|This soup does not contain bananas, but (quite against my will) my house does.|
This is my favourite soup. It might be your favourite soup, too. It's also really easy if you already have a batch of home-made chicken stock in your house and you haven't contracted a fear of your immersion blender as a result of a horrible exhaustion-plus-stupidity-plus-walnut-pesto accident that landed you in the emergency room with the end of an immersion blender attached to the end of your arm.
But I don't want you to associate this soup with idiotic and painful kitchen accidents. This is the soup that lures you BACK to your immersion blender despite your kitchen-appliance-PTSD, because it's so damn good.
|What you are seeing is the smell of deliciousness.|
That all being said, don't bother making it if you don't have any home made chicken stock. Or at least some really quality stock from some local shop. The stuff that comes in cans and boxes at the big grocery store is useless at making soup that tastes anything but 'meh'. Is that snooty of me? To expect you to make your own chicken stock? It's really much easier than it sounds. It's time consuming, but it's all sitting-and-watching-movies time. I need to make some soon, so maybe I'll try to write down the process for you in a really un-intimidating way.
But if you've already got stock, say a litre or so, make this soup.

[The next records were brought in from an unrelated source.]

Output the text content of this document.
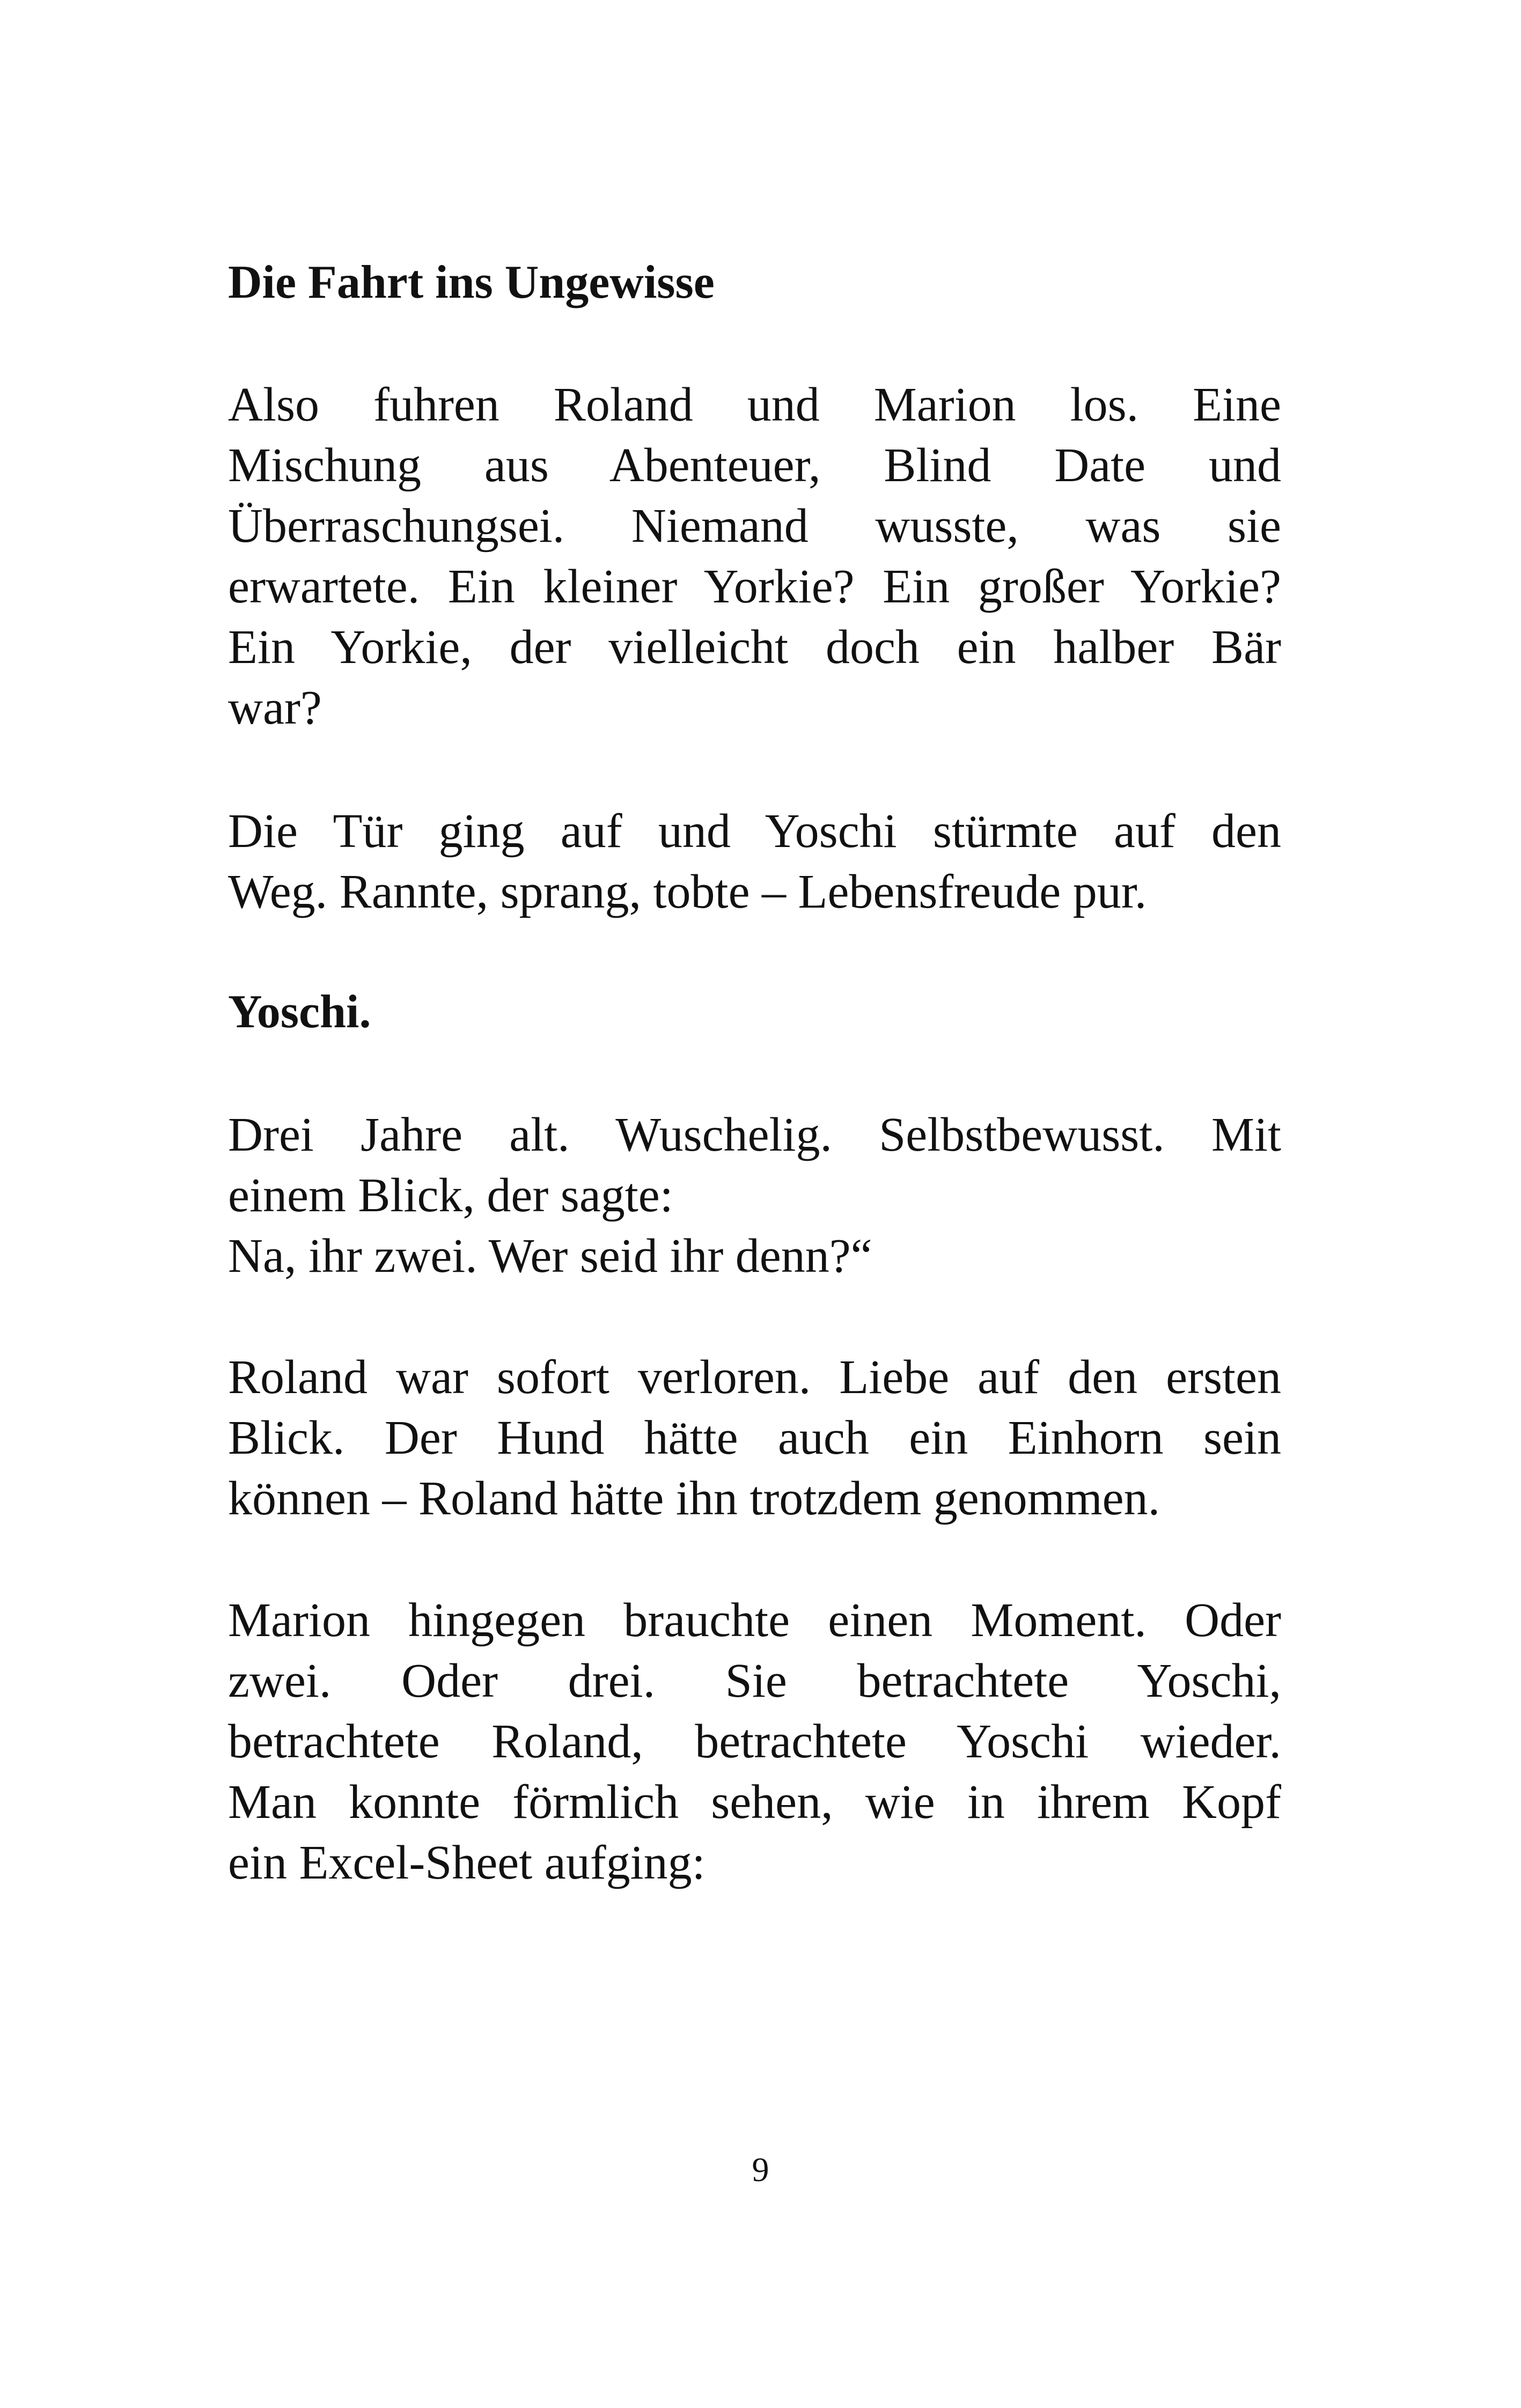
Die Fahrt ins Ungewisse
Also fuhren Roland und Marion los. Eine
Mischung aus Abenteuer, Blind Date und
Überraschungsei. Niemand wusste, was sie
erwartete. Ein kleiner Yorkie? Ein großer Yorkie?
Ein Yorkie, der vielleicht doch ein halber Bär
war?
Die Tür ging auf und Yoschi stürmte auf den
Weg. Rannte, sprang, tobte – Lebensfreude pur.
Yoschi.
Drei Jahre alt. Wuschelig. Selbstbewusst. Mit
einem Blick, der sagte:
Na, ihr zwei. Wer seid ihr denn?“
Roland war sofort verloren. Liebe auf den ersten
Blick. Der Hund hätte auch ein Einhorn sein
können – Roland hätte ihn trotzdem genommen.
Marion hingegen brauchte einen Moment. Oder
zwei. Oder drei. Sie betrachtete Yoschi,
betrachtete Roland, betrachtete Yoschi wieder.
Man konnte förmlich sehen, wie in ihrem Kopf
ein Excel-Sheet aufging:
9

|I grew my own chives and used them all in this soup. All two of them.|
Get a small butternut squash, a few tomatoes, a leek, some garlic, and a few pears. Peel and de-seed the squash and chop it roughly. Quarter the tomatoes. Use the washed, white and light-green parts of the leek. Peel a few cloves of the garlic. Core the pears. Toss them all in some olive oil and spread them out on a big cookie sheet. Or two small ones. (With some tin foil underneath if you don't like washing up.) Sprinkle everything with salt and pepper and roast it at about 400F until the squash and the pears are tender. Dump it all in a pot with your chicken stock and blend to whatever consistency you prefer. I suppose this could also be done with a regular blender, in batches. Heat the soup up to whatever temperature you like and consume with relish (as in, "I shall relish my revenge!" not "I like my burgers with relish.") Maybe dump some cream or Gorgonzola or something on top if you're having a dinner party. Really, it's probably best not to top this soup with relish.